Замок щёлкнул. Успев повернуться, Ариэль увидел, как Фер голой рукой берётся за вновь пылающие прутья клетки, и волшебный огонь его не обжигает – лишь ярче светится амулет, тот, огненный, что у самой шеи. Так вот что он собой представляет – настоящее сокровище, полная защита против огня.

В лицо Ариэлю прилетело скомканное одеяло.

– Оденься, – приказал Фер. – И хорошо обдумай своё поведение. Реши, что ты можешь мне предложить. Потому что за всё, абсолютно за всё в твоей новой жизни тебе, принц, придётся платить.

– Мне нечем платить. Я гол. – Ариэль умышленно выпустил из рук одеяло, и оно упало на пол.

Фер шагнул внутрь клетки.

Ариэль заставил себя остаться на месте, принял самый холодный и независимый вид, который только смог изобразить. Все его защиты, вся его мертвенность прогибались и ломались при приближении врага. Ариэль жадно алкал его немедленной смерти. Жаждал, как умирающий в пустыне, вцепиться в лицо, выгрызть горло, выдавить глаза – и сохранял неподвижность.
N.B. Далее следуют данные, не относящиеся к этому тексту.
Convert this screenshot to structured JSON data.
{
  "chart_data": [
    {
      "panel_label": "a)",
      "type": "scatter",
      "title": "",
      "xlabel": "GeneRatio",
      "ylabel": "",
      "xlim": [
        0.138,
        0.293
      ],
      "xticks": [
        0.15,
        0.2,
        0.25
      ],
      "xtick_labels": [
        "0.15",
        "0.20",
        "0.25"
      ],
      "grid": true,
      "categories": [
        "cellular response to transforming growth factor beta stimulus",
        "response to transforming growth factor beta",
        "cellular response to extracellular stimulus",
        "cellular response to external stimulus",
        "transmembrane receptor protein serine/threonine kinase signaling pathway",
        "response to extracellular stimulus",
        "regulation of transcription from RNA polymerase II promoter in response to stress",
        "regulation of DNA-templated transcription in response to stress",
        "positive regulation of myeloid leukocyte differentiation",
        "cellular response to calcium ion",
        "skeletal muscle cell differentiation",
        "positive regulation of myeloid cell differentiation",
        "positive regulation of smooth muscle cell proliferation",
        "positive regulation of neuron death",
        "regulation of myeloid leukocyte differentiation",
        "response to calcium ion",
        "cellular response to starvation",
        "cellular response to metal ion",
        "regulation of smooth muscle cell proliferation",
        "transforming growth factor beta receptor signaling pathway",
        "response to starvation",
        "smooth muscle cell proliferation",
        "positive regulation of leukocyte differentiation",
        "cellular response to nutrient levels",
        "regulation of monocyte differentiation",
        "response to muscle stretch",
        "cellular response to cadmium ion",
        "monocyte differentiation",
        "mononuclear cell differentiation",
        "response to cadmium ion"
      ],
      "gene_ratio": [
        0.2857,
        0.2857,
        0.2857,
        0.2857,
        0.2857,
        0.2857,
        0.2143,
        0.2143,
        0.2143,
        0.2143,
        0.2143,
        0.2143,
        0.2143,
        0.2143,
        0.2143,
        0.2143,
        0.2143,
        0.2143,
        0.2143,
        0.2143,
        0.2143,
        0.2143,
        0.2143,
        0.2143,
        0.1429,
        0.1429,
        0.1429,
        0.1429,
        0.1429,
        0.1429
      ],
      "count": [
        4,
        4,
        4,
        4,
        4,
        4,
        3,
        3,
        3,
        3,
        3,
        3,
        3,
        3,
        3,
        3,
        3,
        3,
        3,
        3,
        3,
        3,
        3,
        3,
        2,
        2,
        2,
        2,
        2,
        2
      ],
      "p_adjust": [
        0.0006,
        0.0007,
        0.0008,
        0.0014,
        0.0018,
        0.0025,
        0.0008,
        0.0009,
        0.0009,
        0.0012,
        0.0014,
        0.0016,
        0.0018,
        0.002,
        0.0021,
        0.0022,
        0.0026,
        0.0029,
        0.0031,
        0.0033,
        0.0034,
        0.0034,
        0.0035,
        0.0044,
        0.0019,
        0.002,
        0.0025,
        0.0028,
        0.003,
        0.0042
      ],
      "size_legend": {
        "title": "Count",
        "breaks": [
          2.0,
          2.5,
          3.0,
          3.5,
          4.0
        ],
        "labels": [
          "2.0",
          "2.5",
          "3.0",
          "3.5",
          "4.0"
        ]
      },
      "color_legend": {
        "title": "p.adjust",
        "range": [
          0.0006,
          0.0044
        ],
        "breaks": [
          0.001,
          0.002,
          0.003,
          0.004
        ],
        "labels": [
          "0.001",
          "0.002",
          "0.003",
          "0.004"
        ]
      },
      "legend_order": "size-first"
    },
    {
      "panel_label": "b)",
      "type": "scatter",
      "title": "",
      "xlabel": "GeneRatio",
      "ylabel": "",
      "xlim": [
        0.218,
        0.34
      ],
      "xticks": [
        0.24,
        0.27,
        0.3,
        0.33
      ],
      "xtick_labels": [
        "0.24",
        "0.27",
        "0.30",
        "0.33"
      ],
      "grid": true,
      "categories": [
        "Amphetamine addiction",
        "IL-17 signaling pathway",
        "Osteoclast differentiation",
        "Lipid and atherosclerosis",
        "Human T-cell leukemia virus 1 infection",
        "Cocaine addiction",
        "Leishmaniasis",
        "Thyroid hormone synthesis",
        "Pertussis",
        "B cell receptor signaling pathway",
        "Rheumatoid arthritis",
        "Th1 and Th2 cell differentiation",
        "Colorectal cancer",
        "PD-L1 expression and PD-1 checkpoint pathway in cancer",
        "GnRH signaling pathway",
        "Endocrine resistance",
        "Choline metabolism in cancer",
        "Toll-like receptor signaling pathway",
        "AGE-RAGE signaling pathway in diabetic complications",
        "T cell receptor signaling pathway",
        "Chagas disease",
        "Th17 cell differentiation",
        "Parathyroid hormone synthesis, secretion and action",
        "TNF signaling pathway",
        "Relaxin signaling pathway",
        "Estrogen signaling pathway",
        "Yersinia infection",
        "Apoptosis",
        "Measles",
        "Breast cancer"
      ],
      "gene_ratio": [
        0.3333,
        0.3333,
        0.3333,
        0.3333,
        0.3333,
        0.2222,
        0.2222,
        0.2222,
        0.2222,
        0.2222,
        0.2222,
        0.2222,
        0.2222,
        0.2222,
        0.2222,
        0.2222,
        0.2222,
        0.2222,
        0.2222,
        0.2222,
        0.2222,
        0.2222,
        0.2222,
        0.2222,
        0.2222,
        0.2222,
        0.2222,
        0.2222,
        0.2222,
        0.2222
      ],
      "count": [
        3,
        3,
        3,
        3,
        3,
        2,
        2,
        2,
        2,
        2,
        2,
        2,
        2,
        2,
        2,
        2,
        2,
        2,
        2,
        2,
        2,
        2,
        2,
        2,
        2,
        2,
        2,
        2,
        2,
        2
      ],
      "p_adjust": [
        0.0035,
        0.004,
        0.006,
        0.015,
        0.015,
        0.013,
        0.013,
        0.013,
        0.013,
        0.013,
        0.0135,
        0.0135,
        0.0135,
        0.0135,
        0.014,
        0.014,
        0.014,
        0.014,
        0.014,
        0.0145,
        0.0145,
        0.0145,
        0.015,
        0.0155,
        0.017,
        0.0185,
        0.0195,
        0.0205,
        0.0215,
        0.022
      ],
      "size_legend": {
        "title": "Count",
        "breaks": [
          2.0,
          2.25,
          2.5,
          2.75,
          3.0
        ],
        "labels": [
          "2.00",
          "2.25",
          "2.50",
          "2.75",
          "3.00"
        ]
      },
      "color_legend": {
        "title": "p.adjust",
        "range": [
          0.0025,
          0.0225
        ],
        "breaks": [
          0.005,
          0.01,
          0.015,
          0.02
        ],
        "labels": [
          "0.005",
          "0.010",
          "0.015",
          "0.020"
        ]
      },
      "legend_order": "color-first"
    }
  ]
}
Фер протянул руку и коснулся его груди, королевской лилии, выжженной там в первый час жизни. Ариэль вздрогнул, не смог удержать невозмутимый вид. Его как молнией прошило от лёгкого прикосновения тёплых пальцев. Фер не остановился, его рука, твёрдая и жёсткая рука воина, надавливая на покрытую мурашками холодную кожу, двинулась ниже, замерев поверх соска. Сдавив его, покатав между пальцами, как мнут зелёную виноградинку, чтобы стала мягче, сочней, но так сильно, что Ариэлю пришлось подавить стон боли, Фер сказал:

– А ты подумай, что же у тебя ещё интересного осталось, что ты можешь мне предложить.

У Ариэля всё заледенело внутри: они что, это серьёзно?

Стоящий невдалеке Рами недовольно заметил:

– Ты слишком спешишь. До этого этапа были недели.

Фер отмахнулся.

– Ты разве не понял? Мы имеем дело с умным молодым человеком. Поразмыслив, он быстро поймёт, что мне от него нужно, если уже не понял. Не правда ли, принц? – Он ещё раз до боли сдавил и так ноющий, огнём горящий сосок Ариэля. – Всякое древо, не приносящее плод, срубают и бросают в огонь. Это моя прямая обязанность, раз я тут садовник.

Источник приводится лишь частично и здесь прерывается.